According to the Frontline producer, the administration held onto the photographs until January 2009, at which time they were transferred to the National Archives and the George W. Bush Presidential Library and Museum. After an expected five-year embargo, all documents were made available under the Freedom of Information Act.

But, an administration’s rebuttals often come from a desire to portray the office of the presidency and vice-presidency in a positive way, especially when you take into consideration the power of an image, as Ari Fleischer, the former White House Press Secretary for George W. Bush, tells TIME. As a result, political concerns will dictate the type of pictures that are released by White House staffers. “There’s a political element to make the President look strong, decisive, in charge,” says Fleischer. “Unless it’s for humor, you’ll never see any White House release pictures that make the President look bad.”

Michael Davis, the Lead Picture Editor for the White House from 2001 to 2004, remembers arguing for more behind-the-scenes photographs to be disclosed on Sept. 11, but, he was convinced otherwise. “They were considering so many different things that I don’t know where the notion of informing the public [fell] on the hierarchy,” he says. “I remember having a meeting pretty late that night with the [President’s] Chief of Staff and the Communications Director, and the decision was not to release any images of the president that night because releasing photos of him on that day would have drawn attention away from what needed to be [focused on] and that was the victims and what was happening in New York and the Pentagon. I completely agreed with that.”

Even though no images would be released that day, the staff photographers continued their work. Now, years later, the images they were able to capture can add a new layer to public understanding of that dark moment in history.
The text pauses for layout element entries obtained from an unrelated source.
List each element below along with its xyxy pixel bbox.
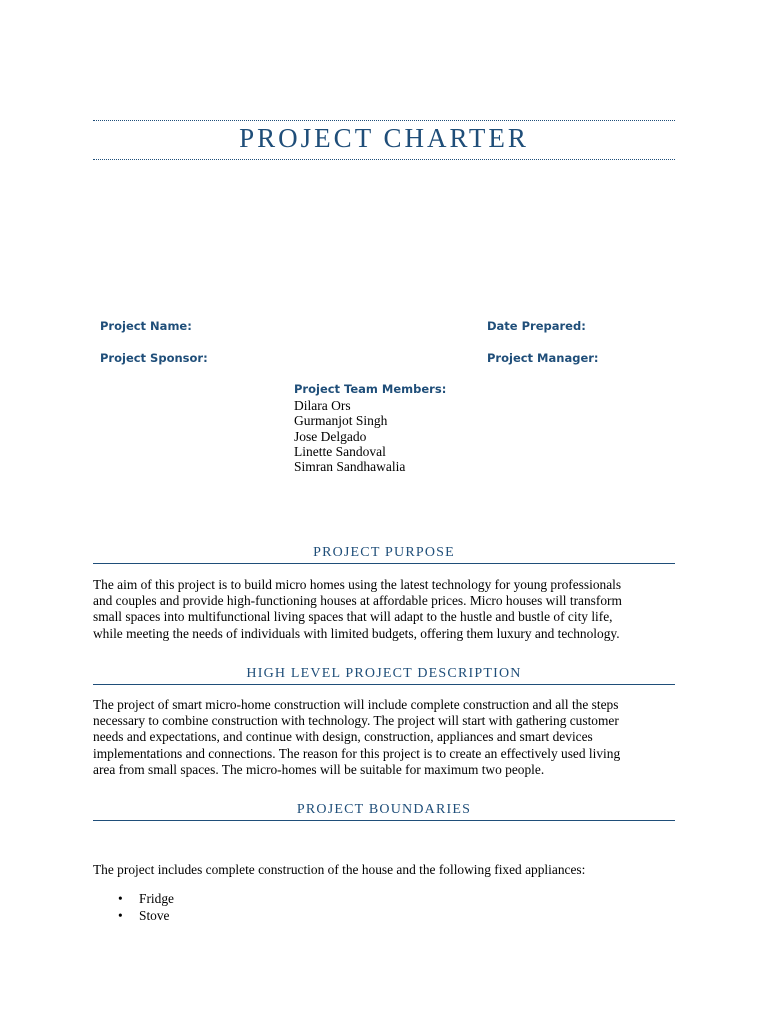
boundaries-text: The project includes complete construction of the house and the following fixed appliances: [93,862,586,877]
boundaries-heading: PROJECT BOUNDARIES [93,802,675,821]
description-heading: HIGH LEVEL PROJECT DESCRIPTION [93,666,675,685]
project-name-label: Project Name: [100,319,192,333]
appliances-list [118,890,174,924]
page-title: PROJECT CHARTER [239,123,529,153]
list-item: • Fridge [118,890,174,907]
project-manager-label: Project Manager: [487,351,599,365]
purpose-text: The aim of this project is to build micro homes using the latest technology for young professionals and couples and provide high-functioning houses at affordable prices. Micro houses will transform small spaces into multifunctional living spaces that will adapt to the hustle and bustle of city life, while meeting the needs of individuals with limited budgets, offering them luxury and technology. [93,577,622,641]
team-member: Jose Delgado [294,428,367,444]
team-members-label: Project Team Members: [294,382,447,396]
project-sponsor-label: Project Sponsor: [100,351,208,365]
team-member: Dilara Ors [294,398,351,413]
list-item: • Stove [118,907,174,924]
team-members-list [294,398,405,474]
team-member: Linette Sandoval [294,443,386,459]
team-member: Simran Sandhawalia [294,459,406,475]
description-text: The project of smart micro-home construction will include complete construction and all the steps necessary to combine construction with technology. The project will start with gathering customer needs and expectations, and continue with design, construction, appliances and smart devices implementations and connections. The reason for this project is to create an effectively used living area from small spaces. The micro-homes will be suitable for maximum two people. [93,697,621,777]
team-member: Gurmanjot Singh [294,413,388,429]
purpose-heading: PROJECT PURPOSE [93,545,675,564]
date-prepared-label: Date Prepared: [487,319,586,333]
title-rule-box [93,120,675,160]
For example, one picture of CIA director George Tenet listening to the President’s address to the nation communicates a feeling that many officials might have tried to hide at the time: “The look on Tenet’s face really said it all,” explains Gordon Johndroe, who served as Deputy Press Secretary for the President from 2001 to 2003. “[It shows] what a long, stressful and unbelievable day it had been. And at that point, they are waiting for the President to finish his speech and walk back to the bunker because they had another meeting. Tenet knew he wasn’t going home any time soon.”
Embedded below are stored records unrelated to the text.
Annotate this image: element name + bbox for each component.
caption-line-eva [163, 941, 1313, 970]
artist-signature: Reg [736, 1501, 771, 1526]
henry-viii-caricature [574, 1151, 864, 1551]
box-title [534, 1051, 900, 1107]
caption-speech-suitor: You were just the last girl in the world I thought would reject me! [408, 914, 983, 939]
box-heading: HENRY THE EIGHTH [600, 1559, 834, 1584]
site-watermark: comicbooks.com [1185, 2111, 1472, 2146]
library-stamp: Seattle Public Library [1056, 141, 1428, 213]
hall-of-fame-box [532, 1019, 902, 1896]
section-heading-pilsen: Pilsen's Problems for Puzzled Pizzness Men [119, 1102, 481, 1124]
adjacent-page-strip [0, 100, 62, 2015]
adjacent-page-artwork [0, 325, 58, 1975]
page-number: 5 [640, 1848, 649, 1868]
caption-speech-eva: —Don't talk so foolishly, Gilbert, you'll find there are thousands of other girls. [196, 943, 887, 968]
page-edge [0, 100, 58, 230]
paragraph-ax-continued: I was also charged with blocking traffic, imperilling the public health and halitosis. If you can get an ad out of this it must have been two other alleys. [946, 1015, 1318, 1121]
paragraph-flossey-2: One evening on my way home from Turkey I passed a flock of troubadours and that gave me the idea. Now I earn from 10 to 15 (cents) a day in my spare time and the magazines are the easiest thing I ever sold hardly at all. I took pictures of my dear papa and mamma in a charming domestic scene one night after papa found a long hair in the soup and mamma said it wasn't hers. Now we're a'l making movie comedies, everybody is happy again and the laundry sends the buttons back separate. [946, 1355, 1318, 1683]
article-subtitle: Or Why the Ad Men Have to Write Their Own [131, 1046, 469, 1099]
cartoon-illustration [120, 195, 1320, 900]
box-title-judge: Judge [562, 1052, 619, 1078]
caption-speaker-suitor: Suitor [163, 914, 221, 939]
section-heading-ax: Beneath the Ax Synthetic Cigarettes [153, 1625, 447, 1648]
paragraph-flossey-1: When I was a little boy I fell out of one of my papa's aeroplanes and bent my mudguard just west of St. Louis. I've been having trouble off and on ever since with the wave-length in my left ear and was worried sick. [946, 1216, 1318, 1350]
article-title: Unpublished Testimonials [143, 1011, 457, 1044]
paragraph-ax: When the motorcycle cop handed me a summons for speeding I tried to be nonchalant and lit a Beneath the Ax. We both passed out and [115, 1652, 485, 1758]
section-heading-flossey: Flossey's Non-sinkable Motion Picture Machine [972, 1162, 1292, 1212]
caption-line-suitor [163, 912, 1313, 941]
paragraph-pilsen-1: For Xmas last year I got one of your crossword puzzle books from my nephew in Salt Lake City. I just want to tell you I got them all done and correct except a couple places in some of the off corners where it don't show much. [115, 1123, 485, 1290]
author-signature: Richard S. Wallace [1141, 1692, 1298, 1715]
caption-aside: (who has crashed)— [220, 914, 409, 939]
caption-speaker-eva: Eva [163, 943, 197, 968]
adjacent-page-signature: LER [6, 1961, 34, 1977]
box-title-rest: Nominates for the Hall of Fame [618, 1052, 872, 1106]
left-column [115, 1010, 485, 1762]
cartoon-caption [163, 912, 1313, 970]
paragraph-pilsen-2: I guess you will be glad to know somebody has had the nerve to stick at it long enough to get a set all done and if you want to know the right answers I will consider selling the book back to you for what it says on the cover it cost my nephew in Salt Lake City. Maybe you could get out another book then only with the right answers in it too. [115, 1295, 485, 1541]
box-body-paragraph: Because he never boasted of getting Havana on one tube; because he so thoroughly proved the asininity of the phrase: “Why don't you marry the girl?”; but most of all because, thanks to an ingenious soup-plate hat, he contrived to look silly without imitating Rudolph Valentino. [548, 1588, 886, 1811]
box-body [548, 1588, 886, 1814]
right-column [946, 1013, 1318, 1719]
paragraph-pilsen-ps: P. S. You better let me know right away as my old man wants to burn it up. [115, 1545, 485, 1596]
The released photographs also offer the closest look at Vice President Cheney’s emotional state on Sept. 11. “The decisions being made down there involved life and death,” says Fleischer. “For instance, the decision that the President made on Air Force One – and that he and the Vice President discussed – authorizing the shoot down of civilian aircrafts, and the moments of doubt when a civilian aircraft went down in Pennsylvania; a photographer caught that. Think of how searing, how gripping, how vivid and emotional and unscripted all that was.” And that’s what Bohrer’s photographs convey, adds Jared Ragland, a White House Photo Editor and Digital Imaging Specialist who joined Bush’s administration in 2005. “These photographs capture the emotional timbre of that morning and then throughout the day. You see these emotional responses. You see these looks of sadness, bewilderment, exhaustion. You see that human element.”

Looking at Bohrer’s images, there’s little doubt that Sept. 11 had a profound impact on the people who spent most of that day in the White House’s bunker. “That was the day that changed him,” says Johndroe, in reference to Vice President Cheney. “I think you begin to see the transformation that day, the anguish on his face.”

For Ari Fleischer, these images highlight not just the power of history to shape individuals, but also the power of photography to shape history. “It shows [people] what that day was like as if they could be there today,” he says. “That’s what photos can accomplish, and particularly on those momentous days like Pearl Harbor, like D-Day, and like Sept. 11. Our nation wants to remember and photos help people to remember.”